On ABC's "This Week" on Sunday, host George Stephanopoulos asked Bachmann, who was also a GOP presidential candidate until she dropped out in January, what she thought of former House Speaker Newt Gingrich's comments on the shooting of Trayvon Martin, an unarmed African-American teenager in Florida.
On Friday, President Barack Obama underscored the fact that the tragedy resonated personally for him, saying, "If I had a son, he'd look like Trayvon." Gingrich called those comments "disgraceful," adding, "It's not a question of who that young man looked like." Earlier on ABC's "This Week," Obama Adviser David Plouffe called Gingrich's remarks "reprehensible," saying they showed he was a man who was "clearly in the last throes of his political career."
"Well, I think what Newt Gingrich said is that race shouldn't be a factor," Bachmann said when asked about Gingrich's comments. "All human life is valuable. And it's interesting the second part of David Plouffe's answer, he said the same thing. All human life is valuable. That should be the bottom line."

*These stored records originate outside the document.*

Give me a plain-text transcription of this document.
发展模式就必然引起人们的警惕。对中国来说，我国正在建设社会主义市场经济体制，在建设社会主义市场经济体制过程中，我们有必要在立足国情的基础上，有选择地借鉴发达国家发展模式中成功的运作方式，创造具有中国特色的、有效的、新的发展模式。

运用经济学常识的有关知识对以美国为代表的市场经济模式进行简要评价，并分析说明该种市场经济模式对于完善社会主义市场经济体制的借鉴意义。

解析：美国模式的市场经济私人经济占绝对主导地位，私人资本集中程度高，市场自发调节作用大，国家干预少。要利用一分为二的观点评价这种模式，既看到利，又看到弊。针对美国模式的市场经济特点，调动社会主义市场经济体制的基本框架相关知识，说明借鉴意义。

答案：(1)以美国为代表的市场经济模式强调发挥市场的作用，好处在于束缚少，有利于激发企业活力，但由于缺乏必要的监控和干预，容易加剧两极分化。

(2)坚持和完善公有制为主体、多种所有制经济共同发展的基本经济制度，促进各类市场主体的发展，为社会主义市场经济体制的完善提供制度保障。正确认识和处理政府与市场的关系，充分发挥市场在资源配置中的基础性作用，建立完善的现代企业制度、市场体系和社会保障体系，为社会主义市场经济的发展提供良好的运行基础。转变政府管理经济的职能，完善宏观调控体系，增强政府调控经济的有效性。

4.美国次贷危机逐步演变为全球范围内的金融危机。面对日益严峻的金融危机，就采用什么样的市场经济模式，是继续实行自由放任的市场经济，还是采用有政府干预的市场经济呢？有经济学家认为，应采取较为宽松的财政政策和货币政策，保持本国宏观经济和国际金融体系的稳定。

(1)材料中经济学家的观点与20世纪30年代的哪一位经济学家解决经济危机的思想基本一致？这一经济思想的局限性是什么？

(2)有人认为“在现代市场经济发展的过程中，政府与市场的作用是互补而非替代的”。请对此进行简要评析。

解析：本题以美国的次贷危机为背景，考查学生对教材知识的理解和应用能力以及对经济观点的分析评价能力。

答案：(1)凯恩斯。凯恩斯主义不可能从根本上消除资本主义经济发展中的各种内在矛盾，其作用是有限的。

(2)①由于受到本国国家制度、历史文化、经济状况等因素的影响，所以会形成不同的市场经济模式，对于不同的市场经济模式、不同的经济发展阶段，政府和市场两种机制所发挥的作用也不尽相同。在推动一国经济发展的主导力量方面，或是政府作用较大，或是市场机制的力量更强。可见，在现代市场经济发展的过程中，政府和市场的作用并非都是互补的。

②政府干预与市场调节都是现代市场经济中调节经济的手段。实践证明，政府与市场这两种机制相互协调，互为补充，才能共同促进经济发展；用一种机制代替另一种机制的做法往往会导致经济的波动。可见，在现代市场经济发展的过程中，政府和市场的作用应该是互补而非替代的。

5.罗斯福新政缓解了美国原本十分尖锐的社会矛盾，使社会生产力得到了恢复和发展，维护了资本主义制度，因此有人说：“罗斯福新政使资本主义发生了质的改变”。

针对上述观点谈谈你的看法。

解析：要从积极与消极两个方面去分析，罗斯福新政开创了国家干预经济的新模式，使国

"I'm a mother, a mother of five biological children, but also a mother of 23 great foster children," she added. "And when you're a mother, of course, when something tragic like this happens, you want to know what the truth is, what's the result. That's why an investigation is so important. We have to get to the truth about what really happened, not imagine what happened, but actually get to the truth."
Bachmann also refused to join Gingrich and former Sen. Rick Santorum in criticizing former Massachusetts Gov. Mitt Romney's campaign for an aide's comment that the candidate's policy platform was like an "Etch a Sketch" that would be shaken up and reset for the general election.
"I'm going to unite behind the candidate, as our party will, no matter who that candidate will be," Bachmann said when Stephanopoulos asked whether she was concerned by the remarks. "These kind of things are the minors that become majors, these statements, but the real major is going to be this issue of Obamacare."
When Stephanopoulos pressed her again about whether she was worried the comments were troublesome, Bachmann replied, "No, I'm not. Our candidate will be strong. We will be united as a party."
Bachmann has not endorsed a GOP candidate in the primary, as other former candidates have done after dropping out, saying she will wait and back whichever person becomes the nominee.
"Whoever the people choose, I will back that candidate, because I want mine not to be a divisive voice," she said on Sunday. "I want to help unify the party and bring together the Tea Party element, the evangelical, and the establishment, and then reach out to independents and disaffected Democrats. We have a wonderful positive message, and we need to continue to advance that message until November."